St. Louis Cathedral. Perhaps New Orleans' most famous landmark, this centuries-old church will - like all else in the French Quarter - make you feel as though you are not at all in Louisiana, but instead have unknowingly hopped a transatlantic flight to France.
St. Charles Avenue. The uptown section of this avenue is lined with ancient oaks dripping with bright Mardi Gras beads and grandiose old homes featuring sparkling chandeliers, high ceilings, and broad shutters framing every window that will leave you wondering what profession you must pursue to afford a home of such grandeur.
Audubon Park. Home to the zoo and paths for a walk or run, this park is located across from Tulane and Loyola University New Orleans on St. Charles Avenue.
Avenue Cafe. I enjoyed a Caprese sandwich here for dinner on my last eve and - get this! - the gluten free bread was actually good.
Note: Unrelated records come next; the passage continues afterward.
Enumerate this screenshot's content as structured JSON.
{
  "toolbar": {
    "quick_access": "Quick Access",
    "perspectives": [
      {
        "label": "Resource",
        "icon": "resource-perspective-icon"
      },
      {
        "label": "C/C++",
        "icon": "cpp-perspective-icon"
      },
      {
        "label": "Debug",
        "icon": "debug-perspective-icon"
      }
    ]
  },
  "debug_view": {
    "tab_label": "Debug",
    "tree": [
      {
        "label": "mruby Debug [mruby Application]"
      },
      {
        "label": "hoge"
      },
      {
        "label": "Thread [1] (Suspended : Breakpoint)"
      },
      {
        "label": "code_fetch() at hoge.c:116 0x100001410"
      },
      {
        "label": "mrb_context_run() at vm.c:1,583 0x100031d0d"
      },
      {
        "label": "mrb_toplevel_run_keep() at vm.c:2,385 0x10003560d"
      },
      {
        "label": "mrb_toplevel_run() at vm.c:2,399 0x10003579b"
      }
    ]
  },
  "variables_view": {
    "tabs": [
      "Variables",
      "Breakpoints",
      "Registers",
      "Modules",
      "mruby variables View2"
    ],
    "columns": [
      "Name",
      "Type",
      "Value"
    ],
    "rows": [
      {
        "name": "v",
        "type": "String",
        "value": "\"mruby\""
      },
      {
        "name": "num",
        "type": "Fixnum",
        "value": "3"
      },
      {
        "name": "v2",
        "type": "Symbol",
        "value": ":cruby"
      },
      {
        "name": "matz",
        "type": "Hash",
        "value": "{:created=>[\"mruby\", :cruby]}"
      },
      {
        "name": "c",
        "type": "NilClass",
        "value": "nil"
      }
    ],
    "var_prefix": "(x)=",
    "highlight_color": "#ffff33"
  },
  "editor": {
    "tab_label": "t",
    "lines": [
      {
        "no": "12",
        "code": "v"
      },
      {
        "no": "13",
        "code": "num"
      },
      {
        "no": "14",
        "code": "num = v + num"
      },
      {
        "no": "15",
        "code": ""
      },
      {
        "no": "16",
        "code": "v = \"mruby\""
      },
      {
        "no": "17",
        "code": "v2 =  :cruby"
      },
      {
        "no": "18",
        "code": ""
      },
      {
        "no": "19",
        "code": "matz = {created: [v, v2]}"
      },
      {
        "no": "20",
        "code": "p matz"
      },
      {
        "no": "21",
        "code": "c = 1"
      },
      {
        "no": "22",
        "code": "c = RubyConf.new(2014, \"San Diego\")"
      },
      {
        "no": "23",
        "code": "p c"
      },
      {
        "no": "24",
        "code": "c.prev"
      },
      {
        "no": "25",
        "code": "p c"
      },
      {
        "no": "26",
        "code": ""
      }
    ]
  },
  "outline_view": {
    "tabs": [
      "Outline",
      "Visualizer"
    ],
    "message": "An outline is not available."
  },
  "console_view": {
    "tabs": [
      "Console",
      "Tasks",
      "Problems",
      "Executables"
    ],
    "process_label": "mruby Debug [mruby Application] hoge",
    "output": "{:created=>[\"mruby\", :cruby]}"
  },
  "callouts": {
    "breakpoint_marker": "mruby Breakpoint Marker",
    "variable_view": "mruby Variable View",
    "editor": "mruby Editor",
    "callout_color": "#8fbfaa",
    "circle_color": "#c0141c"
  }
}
Therefore I enthusiastically recommend this cafe for my Celiac (and non-Celiac) brethren. Sandwiches and salads were all under $10 and the coffee was reasonably priced, too, though I didn't enjoy any due to my extremely necessary 4 pm caffeine cutoff time.
El Gato Negro. The first stop after Beth picked me up at the airport was this Mexican restaurant in Lakeview (there are three locations across town) for some lunch. The red wine sangria was on point and their extensive gluten free menu made my gluten-hating-immune-system-life significantly easier. I will note that this was the most expensive meal I had while in New Orleans, coming in at $16 with tip (note: I was on a VERY LOW budget).
Sucre. Sucre brands itself as a "sweet boutique" and offers coffee, gelato, truffles, pastries and macaroons. While the menu is a bit pricey, I purchased two chocolate covered macaroons for $5.50 as a) these were my only gluten free options besides gelato and b) as noted above, I was on a VERY LOW budget. The macaroons were delicious and worth the sweet splurge.
Part of the reason I was able to afford this trip was because I found a flight on Southwest from Nashville to New Orleans for $98.06. Roundtrip. ROUNDTRIP. Thanks to the emails I receive from Southwest, I learned of their winter fare sale and was able to snag this dope deal. For other tips on how to budget for your own New Orleans adventure, check out How to Travel on a Post-Grad Budget, Part I and Part II.
"Blood Bank" // Bon Iver
Bon Iver is my buddy in many areas of life: nonsensical emotional moments, nights of insomnia, and especially writing. I listened to this song approximately 8,006 times (on repeat, mind you) while putting together this post and I'll probably listen to it another 8,006 times before I'm done with it.